If Jesus were a comic book hero (stay with me here, I’m not really suggesting he is anything the like), who would be his arch enemy? I am venturing a guess to say it would be the religious leaders of the day – in particular the Pharisees. They pointed out the flaws and transgressions of others while maintaining their own righteousness. They took pride in their ability to live by the rules of the law. And if they had difficulty with a particular rule, they simply made a new rule with new interpretation to suit their needs. All of this so their outward behavior had the appearance of Godliness.
Jesus saw through it all :” These people make a big show of saying the right thing, but their heart isn’t in it. They act like they are worshiping, but they don’t mean it.“ Worse than that, the Pharisees imposed their rules on people, oppressing them and delighting in their failure. Jesus, quoting Isaiah:” They just use me as a cover for teaching whatever suits their fancy…” (Mark 7:8).
In response to the Pharisee’s accusations about the failure of Jesus’ disciples to properly clean their hands before eating, Jesus called the religious men out on following “religious fashions” instead of God’s commands. Then he taught the crowd (of course there was a crowd!), “It’s not what you swallow that pollutes your life, it’s what you vomit”. Lovely thought, isn’t it?
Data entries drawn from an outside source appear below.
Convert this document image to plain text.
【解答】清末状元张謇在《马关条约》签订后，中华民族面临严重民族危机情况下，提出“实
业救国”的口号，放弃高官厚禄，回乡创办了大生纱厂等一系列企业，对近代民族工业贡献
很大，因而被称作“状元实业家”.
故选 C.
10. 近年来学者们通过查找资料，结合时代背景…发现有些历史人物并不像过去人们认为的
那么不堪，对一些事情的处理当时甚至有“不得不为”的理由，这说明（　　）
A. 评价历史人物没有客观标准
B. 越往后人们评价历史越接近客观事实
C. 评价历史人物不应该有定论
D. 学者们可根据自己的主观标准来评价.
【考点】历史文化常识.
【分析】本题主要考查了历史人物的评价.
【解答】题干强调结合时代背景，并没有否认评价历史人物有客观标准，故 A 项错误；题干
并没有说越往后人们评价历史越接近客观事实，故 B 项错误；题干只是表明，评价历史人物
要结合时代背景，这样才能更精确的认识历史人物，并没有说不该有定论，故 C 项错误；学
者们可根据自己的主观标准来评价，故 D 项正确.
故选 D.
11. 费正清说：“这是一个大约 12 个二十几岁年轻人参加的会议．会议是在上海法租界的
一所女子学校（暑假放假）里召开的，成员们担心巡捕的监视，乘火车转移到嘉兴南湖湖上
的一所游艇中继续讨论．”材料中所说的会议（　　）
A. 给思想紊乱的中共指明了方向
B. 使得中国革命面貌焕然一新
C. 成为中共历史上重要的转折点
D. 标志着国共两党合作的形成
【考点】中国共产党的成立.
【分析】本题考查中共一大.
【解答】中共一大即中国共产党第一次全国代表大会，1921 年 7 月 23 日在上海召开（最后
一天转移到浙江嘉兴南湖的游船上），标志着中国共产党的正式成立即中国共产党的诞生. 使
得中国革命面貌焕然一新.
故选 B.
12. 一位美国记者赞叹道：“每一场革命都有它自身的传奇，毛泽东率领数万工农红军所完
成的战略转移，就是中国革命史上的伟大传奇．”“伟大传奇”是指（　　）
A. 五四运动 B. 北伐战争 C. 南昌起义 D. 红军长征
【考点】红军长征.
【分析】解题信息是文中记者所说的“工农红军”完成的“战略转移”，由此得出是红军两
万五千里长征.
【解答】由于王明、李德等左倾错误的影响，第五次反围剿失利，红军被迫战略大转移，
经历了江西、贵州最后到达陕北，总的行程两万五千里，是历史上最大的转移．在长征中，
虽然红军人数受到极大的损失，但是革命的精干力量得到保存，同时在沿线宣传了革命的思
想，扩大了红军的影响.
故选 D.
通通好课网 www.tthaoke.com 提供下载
Metaphorically speaking, Jesus was teaching that things that go in will break down and ultimately go out as waste. Again, lovely. In other words, what you “eat” stays inward and within the digestive system. (Yes, fellow nutrition nuts – it also gets absorbed into our blood stream… but let’s stick with Jesus’ point, ok?). Jesus placed emphasis on what comes out of the heart- which he later detailed for the disciples as: “obscenities, lusts, thefts, murders, adulteries, greed, depravity, deceptive dealings, carousing, mean looks, slander, arrogance, foolishness“, (Mk 7:21-22). YIKES!!! What a list! From mean looks to murder to obscenities – that’s a pretty large bucket of vomitous behavior. Jesus said:”All these are vomit from the heart. There is the source of your pollution.“
Counselors and therapists have a motto: believe behavior. That’s just another way of understanding the weight of what comes out of our hearts. We can speak great words of intention and promise…but our behavior is the fruit to be believed. Behavior isn’t what needs to change…it’s our heart. Jesus was always concerned with the motivation of the heart. He is our hero, with the power to change our hearts. (That sounds a little like the introduction to Super Why, doesn’t it?)